Но наш герой пока не думал над такими вещами, а просто зашел в ближайший магазин. Он долго выбирал, что же ему купить, потому что ничего определенного не хотелось. Его взгляд, скользящий по полкам, вдруг наткнулся на книгу, которая лежала в самом низу. Она явно не продавалась, а скорее торчала, плохо спрятанная, прикрытая листком бумаги. Можно быть рассмотреть буквы названия «елие».

– А что у Вас за книга там? Она продается? – просил наш герой.

– Какая книга? – удивленно и несколько испуганно спросила продавщица. Думаю, уже все догадались, что это была тетя Люба.

– Ну вот эта, там, внизу, бумагой прикрыта.

– А, эта! Нет, у нас же не книжный магазин! – с улыбкой ответила тетя Люба.

– А как она называется?

– Да я и не знаю, триста лет уже тут лежит, никто ее не читает, – всерьез обеспокоилась женщина.

– Ну, ладно! Я подумал, может это Евангелие. Просто недавно у меня состоялся очень интересный разговор с одним священником и его прихожанкой. Она заронили во мне зерна сомнения: может и не такой уж бред эта Библия с Евангелием.

Тетя Люба побелела. Она ярко представила себе картину допроса отца Глеба и какой-нибудь его прихожанки, на котором он сознается, что передал все, что у него было, ей, продавщице в таком-то магазине. И вот к ней уже пришли. Как ее угораздило оставить Евангелие на таком видно месте! «Эх, дура я старая, – сокрушалась тетя Люба, – все труды отца Глеба прахом пошли».

– Ну что Вы, какое Евангелие, – сама себе не веря, прошептала полуживая женщина, – как такие книги можно хранить-то вообще.
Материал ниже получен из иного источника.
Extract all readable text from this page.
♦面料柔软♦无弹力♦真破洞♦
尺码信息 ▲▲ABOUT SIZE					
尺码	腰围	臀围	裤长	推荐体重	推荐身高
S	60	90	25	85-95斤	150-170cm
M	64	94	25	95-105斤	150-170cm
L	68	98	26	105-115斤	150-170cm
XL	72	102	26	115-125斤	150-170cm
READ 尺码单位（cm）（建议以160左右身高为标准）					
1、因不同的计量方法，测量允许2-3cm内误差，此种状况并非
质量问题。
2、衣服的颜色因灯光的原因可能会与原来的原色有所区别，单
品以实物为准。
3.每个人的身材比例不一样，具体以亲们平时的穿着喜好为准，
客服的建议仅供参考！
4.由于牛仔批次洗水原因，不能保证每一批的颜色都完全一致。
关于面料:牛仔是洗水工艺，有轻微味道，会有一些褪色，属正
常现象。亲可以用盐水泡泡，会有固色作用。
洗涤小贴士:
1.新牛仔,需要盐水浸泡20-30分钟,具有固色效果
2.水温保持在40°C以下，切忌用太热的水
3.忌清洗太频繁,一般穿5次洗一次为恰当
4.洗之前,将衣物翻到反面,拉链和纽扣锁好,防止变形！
Это ж преступление.

Тут до ФАСа дошло, что она принимает его за ФСКР-щика, который «пришел по ее душу».

– Вы меня неправильно поняли! – поспешил успокоить ее кавээнщик, – я не сотрудник религконтроля! Я действительно совершенно случайным образом на целый день приютил у себя священника и его прихожанку. Их хотели арестовать, но они укрылись у меня и избежали злой участи.

– Как же звали этого священника и прихожанку? – сильно сомневаясь в его искренности, спросила продавщица.

– Сейчас вспомню… Девушку зовут Анна, а вот священника… Отец Павел… Нет! Отец Глеб, вот! А Вы что, его знаете?

Тетя Люба начала вспоминать, как отец Глеб рассказывал ей историю своего, в буквальном смысле, чудесного спасения. Но эту историю вполне могли знать и ФСКР-щики от самого иерея. С другой стороны, если он все знает, зачем так смиренно отвечает на все вопросы. Может проверяет ее?